Quanto ai cattolici di rito orientale (e non “cattolici romani di rito orientale”), la cosa è un vespaio. Fa comunque testo il Codice dei Canoni delle Chiese Orientali del 1990 che stabilisce la regola inderogabile (figuriamoci che il principio vale persino per le Chiese ortodosse scismatiche) che prima ci si sposa e solo dopo si viene ordinati prete. Mai viceversa. Pensare che nelle Chiese cattoliche di rito orientale, e financo tra gli scismatici ortodossi, i vescovi possono esser scelti solo tra i monaci che fanno voto di celibato (a eccezione di Slovacchia e Repubblica Ceca a causa di un pasticcio generatosi durante il tempo della clandestinità sotto il regime comunista, sanato attraverso un’altra eccezione).

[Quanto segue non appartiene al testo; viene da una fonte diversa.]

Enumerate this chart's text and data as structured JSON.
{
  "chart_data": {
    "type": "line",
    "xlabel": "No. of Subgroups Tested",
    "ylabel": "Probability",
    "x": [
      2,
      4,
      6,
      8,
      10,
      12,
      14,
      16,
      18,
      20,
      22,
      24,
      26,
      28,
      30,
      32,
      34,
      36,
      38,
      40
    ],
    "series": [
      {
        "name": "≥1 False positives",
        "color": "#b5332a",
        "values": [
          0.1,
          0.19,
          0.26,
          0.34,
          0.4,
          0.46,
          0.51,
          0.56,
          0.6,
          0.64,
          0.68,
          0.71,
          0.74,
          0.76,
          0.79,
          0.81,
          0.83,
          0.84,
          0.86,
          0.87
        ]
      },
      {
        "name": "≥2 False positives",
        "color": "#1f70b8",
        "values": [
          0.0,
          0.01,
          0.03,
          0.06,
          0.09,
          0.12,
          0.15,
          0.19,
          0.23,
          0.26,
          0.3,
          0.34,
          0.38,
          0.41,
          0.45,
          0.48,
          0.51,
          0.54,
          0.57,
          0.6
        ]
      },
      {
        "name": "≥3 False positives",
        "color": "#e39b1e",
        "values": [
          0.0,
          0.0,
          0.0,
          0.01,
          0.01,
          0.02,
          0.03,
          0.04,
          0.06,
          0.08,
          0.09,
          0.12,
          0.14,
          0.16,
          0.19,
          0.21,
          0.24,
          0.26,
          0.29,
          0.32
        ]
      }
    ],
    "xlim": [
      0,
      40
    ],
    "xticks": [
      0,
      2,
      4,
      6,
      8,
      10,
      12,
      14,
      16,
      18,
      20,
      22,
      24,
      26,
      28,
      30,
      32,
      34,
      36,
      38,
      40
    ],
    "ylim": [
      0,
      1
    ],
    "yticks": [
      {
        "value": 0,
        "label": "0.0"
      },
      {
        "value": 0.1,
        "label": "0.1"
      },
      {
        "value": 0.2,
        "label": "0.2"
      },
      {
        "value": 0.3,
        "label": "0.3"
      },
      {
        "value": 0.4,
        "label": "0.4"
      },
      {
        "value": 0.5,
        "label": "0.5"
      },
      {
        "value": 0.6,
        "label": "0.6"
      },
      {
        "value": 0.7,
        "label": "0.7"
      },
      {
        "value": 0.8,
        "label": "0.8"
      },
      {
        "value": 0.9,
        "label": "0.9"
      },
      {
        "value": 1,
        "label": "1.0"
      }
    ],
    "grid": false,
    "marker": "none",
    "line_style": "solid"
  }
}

Se insomma il passaggio dalla stato coniugale a quello sacerdotale è stato ammesso nella Chiesa antica (ma bisogna capire bene cosa ciò significa), non è però ammesso ora nella Chiesa cattolica di rito latino. Invece il passaggio dallo stato sacerdotale a quello coniugale non è mai stato ammesso nella Chiesa, né antica, né moderna, e neppure nelle Chiese Ortodosse.
L’infinita misericordia della Chiesa ha studiato percorsi e inquadramenti ad hoc anche per Serrone, spostatosi dopo essere stato ordinato prete, e per chi come lui. Figure che sono una eccezione, problematica. Tanto che non sono mica contenti del Papa. Il Pontefice infatti li delude perché si rifiuta di impiegarli nelle parrocchie. Il perché Serrone lo sa meglio di me. Sta nel Codice di Diritto Canonico (1983), canoni 277 e 1037. Perché i preti sposati sono un’anomalia cui l’infinta misericordia della Chiesa cerca di andare incontro caso per caso (e i casi sono tutti diversi) e fin dove può, mentre per il clero della Chiesa Cattolica la regola è sempre e solo il celibato, come raffinatamente ha una volta in più evidenziato il card. Walter Brandmüller. Non si vorrà mica gettare scandalo e disseminare con fusione nelle parrocchie.
PS Straordinario però come lo strillo di Serrone svii l’attenzione dall’oggetto dell’articolo, lo “scusismo” di don Andrea Maggi che, come a lui, chiede alla Chiesa di essere non-Chiesa.